Human rights as a established thing basically go back to the French Revolution's, Rights of Man. The consequence of their adoption was a huge self-destructive war which the French revolutionaries started because human rights de-legitimized all other sovereignties not based upon them, hence they were basically required to liberate the world by force. The human rights concept tries to have it's cake and eat it, if it were to declare itself morality then it can be universal but it has no need for the whole paraphernalia of law that it aspires to have while if it were to declare itself law then it can no longer be considered universal.
Declaring a universal moral concept to be a law is practically tantamount to declaring yourself the Emperor of the Universe, which is why I am against the concept of human rights, it is not that I lack
"moral compassion" but because I know what the logical consequences of such ideas are and have been in the past.

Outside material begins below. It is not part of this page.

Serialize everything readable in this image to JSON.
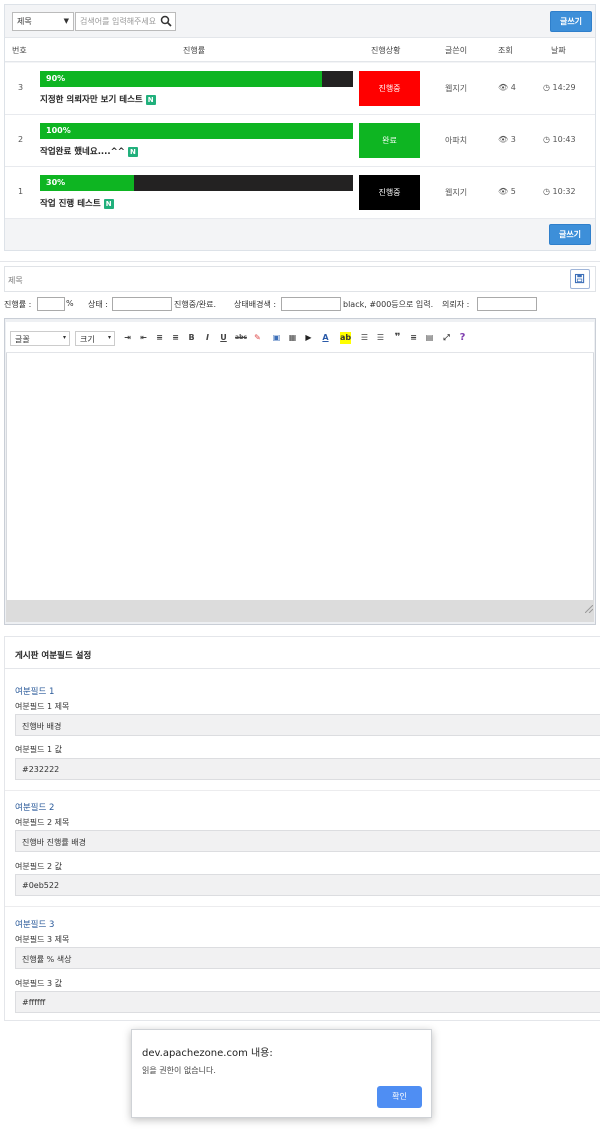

I already stated that "it's morally wrong to seek to forcibly impose one's own values upon another culture," four pages back, I'll thank you not to take this discussion back to where it was a week ago. Circular reasoning is bad enough, without an actual time loop.
I was saying your position is inconsistent. In saying that other cultures have the legal right to violate human rights, you are in effect either denying their universality, or you denying that they are in fact law.
I'm too bored to bother with knocking down the rest of your claims. GoblinCookie, this post of yours was largely a train wreck, jumping from one disjointed argument or incongruous digression to the next, with only repetition to hold it into some form of coherence. I'll just be happy that you will almost certainly never be in a position to impose your own ideas of morality, punishment, and evil upon others.
I am afraid you are out of luck; human rights are not only a dangerous concept, but they are also entirely a hypocritical dead-letter. That means that figuratively speaking not only do I presently rule, but I have always ruled. The reason why they are a dead-letter is that no government can actually adhere to them, all governments committed to such ideas are in fact lying and the reason for that is the factual basis of stable government is the very lack of any inherent legal rights pertaining to yourself simply by right of your humanity.
It is like a pair of scales. The government has no inherent right to rule and the citizen has no inherent right not be massacred. Based upon this primeval balance a stable government can exist, the citizens agree to give the government the right to rule over them and the government grants the citizens the right not to be massacred. All is well provided that everyone keeps their side of the bargain and the fact that both sides value their rights keeps them from violating the agreement, as with the termination of the agreement both sides would lose their respective rights. Enter a hypothetical government that actually believes in human rights, now it has nothing to offer anyone since it is in effect inherently indebted to it's citizens to protect their rights to life. Now there is no reason for the citizens to respect their right to rule, since regardless of how they behave they are still owed the right to live on account of being human.